Only a small fraction of EMS transports are truly emergencies. A vast majority of patients transported did not need to be taken to the hospital emergently by ambulance. In fact, most didn’t need care or treatment in a hospital at all. But the absence of alternative means of transportation and alternative forms of healthcare have created a system ripe for heavy use (and abuse). EMS providers know the system is broken, but the issue is much larger than EMS. In fact, EMS in many respects is a victim of failings of the broader healthcare system.
Nonetheless, until the system gets fixed, EMS will be saddled with the responsibility of responding to every call for service and providing transportation services to hospital emergency departments for patients who really did not need the service.
Paying the bill
The challenge is compounded when customers do not have a means to pay their bills for EMS transport services. For those who cannot pay, government then assumes the financial cost of providing the service. If those without a means to pay become system abusers, the drain on city resources can become significant.

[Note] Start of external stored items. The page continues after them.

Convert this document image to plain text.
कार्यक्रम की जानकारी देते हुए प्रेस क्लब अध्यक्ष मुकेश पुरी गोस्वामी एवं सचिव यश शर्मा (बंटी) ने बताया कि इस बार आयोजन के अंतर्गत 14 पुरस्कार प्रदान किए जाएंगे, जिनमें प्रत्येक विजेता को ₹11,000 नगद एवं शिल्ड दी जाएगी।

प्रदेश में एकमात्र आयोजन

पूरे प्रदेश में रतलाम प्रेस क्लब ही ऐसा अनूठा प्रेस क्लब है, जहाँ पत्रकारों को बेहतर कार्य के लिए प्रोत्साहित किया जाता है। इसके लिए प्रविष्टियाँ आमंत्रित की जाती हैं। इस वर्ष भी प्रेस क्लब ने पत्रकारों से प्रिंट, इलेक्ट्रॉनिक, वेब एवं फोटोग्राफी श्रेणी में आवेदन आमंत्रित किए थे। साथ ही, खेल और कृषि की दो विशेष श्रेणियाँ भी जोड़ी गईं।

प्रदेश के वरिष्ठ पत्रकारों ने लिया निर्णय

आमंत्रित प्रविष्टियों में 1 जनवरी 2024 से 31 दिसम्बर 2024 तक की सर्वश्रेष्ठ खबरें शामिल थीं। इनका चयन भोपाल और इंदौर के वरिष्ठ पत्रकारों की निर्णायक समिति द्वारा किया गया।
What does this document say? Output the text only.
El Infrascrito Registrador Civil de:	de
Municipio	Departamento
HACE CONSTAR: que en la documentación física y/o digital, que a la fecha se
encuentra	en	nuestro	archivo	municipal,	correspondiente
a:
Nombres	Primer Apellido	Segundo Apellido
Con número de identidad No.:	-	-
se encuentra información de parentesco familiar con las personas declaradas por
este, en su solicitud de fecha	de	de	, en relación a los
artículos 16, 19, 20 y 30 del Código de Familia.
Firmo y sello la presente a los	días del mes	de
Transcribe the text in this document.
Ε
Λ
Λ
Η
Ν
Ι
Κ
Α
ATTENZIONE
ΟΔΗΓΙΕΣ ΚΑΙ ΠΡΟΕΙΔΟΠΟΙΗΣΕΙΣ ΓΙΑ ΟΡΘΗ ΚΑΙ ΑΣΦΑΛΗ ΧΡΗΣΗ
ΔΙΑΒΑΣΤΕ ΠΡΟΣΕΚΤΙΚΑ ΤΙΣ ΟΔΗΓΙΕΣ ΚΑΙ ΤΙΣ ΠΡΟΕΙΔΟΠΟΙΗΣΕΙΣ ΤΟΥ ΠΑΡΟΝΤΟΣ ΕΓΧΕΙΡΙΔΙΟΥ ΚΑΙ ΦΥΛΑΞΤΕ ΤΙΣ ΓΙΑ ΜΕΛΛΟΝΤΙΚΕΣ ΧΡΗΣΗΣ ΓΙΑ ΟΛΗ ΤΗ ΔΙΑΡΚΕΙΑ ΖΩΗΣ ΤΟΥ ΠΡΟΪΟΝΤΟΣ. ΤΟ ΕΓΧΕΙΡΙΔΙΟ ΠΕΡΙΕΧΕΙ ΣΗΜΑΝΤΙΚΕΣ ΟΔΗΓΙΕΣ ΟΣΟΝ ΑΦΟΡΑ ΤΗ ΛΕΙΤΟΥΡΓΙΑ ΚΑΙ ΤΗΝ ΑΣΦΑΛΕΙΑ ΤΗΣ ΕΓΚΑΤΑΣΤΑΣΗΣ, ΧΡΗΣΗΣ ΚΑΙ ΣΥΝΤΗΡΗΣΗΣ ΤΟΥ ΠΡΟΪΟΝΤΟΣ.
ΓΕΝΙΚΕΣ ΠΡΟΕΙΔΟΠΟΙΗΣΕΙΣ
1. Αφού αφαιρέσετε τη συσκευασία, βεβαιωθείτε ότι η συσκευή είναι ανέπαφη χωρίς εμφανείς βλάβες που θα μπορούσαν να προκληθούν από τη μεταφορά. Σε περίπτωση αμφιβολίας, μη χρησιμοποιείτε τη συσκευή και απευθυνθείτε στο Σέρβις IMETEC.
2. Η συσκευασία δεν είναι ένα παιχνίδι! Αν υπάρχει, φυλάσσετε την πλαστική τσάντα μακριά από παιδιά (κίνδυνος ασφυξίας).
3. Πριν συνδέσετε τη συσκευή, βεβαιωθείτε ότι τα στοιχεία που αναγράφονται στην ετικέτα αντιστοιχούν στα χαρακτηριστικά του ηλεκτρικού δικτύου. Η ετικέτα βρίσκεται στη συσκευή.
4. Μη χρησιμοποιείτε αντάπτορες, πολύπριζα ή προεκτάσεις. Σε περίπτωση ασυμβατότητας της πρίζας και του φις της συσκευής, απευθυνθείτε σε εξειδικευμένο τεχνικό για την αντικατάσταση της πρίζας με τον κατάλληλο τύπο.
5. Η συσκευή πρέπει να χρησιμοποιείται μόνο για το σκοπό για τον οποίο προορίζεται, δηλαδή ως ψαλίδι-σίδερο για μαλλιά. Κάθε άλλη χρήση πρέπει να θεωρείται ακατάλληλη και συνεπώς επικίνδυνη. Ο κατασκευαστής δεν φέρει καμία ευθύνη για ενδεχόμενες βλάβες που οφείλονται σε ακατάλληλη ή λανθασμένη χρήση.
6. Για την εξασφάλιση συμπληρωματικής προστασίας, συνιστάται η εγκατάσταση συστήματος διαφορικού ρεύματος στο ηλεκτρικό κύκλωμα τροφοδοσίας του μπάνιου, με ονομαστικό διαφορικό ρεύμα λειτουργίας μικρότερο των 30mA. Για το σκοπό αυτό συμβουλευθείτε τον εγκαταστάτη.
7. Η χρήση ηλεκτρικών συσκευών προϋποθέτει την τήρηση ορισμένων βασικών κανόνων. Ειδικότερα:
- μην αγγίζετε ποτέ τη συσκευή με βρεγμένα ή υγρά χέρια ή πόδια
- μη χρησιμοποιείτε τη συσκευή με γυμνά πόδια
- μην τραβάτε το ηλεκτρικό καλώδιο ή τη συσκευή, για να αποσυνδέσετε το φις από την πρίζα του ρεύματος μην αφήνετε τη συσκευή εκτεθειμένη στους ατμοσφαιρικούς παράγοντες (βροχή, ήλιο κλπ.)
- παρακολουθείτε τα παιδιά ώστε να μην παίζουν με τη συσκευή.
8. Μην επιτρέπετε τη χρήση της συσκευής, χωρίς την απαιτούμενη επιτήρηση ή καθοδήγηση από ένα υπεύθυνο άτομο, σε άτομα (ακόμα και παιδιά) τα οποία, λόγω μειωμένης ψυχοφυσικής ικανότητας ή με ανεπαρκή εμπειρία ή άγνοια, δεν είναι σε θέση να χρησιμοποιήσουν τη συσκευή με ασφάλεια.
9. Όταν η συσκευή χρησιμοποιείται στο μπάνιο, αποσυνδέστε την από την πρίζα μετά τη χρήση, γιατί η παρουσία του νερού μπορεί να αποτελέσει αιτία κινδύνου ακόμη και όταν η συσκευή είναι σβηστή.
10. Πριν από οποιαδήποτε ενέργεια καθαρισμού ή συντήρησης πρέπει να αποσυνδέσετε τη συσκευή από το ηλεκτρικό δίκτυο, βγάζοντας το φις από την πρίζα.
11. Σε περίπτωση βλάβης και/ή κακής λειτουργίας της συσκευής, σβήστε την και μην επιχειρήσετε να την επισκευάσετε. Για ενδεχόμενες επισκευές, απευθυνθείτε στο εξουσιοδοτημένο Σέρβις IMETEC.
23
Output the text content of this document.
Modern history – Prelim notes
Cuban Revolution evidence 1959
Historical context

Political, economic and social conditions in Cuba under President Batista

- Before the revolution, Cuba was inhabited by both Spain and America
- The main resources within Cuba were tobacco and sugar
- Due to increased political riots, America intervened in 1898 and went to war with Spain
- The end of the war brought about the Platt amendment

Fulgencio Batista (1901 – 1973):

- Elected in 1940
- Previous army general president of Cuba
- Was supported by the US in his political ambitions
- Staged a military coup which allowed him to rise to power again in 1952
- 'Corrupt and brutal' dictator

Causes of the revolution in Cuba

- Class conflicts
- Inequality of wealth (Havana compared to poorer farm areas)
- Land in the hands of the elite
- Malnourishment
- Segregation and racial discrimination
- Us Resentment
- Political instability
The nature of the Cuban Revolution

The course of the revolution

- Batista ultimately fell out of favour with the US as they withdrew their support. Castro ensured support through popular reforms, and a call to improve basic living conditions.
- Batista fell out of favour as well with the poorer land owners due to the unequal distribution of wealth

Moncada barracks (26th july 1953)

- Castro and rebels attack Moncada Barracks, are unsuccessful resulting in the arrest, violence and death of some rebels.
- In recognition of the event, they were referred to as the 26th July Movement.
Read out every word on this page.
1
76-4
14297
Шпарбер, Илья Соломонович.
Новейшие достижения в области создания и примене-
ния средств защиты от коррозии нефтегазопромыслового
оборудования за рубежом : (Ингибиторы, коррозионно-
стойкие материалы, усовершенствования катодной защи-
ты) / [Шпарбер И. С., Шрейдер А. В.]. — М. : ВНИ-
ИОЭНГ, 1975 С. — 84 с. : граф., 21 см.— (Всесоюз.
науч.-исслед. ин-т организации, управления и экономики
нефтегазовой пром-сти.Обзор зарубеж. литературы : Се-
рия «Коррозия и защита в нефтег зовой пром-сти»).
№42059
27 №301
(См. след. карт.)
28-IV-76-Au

One exercise worthwhile is to determine the fixed costs to provide EMS services. These would include facilities, vehicles, equipment, personnel, training, utilities, insurance and opportunity cost (the cost of lost productivity for other things the staff might have done had they not been on an EMS call). These are the costs that would not change based on the call volume. Next, calculate the variable costs. These are the costs that would change based on the call volume. Examples would include supplies, fuel, maintenance and billing-services fees (if the fee is based on a percentage of billings). Based on fixed and variable costs, calculate the average cost per call for service based on an estimate of the number of calls. Keep in mind the cost of a transport will be greater than the cost of a non-transport, so estimate the percentage of EMS calls that would result in transports.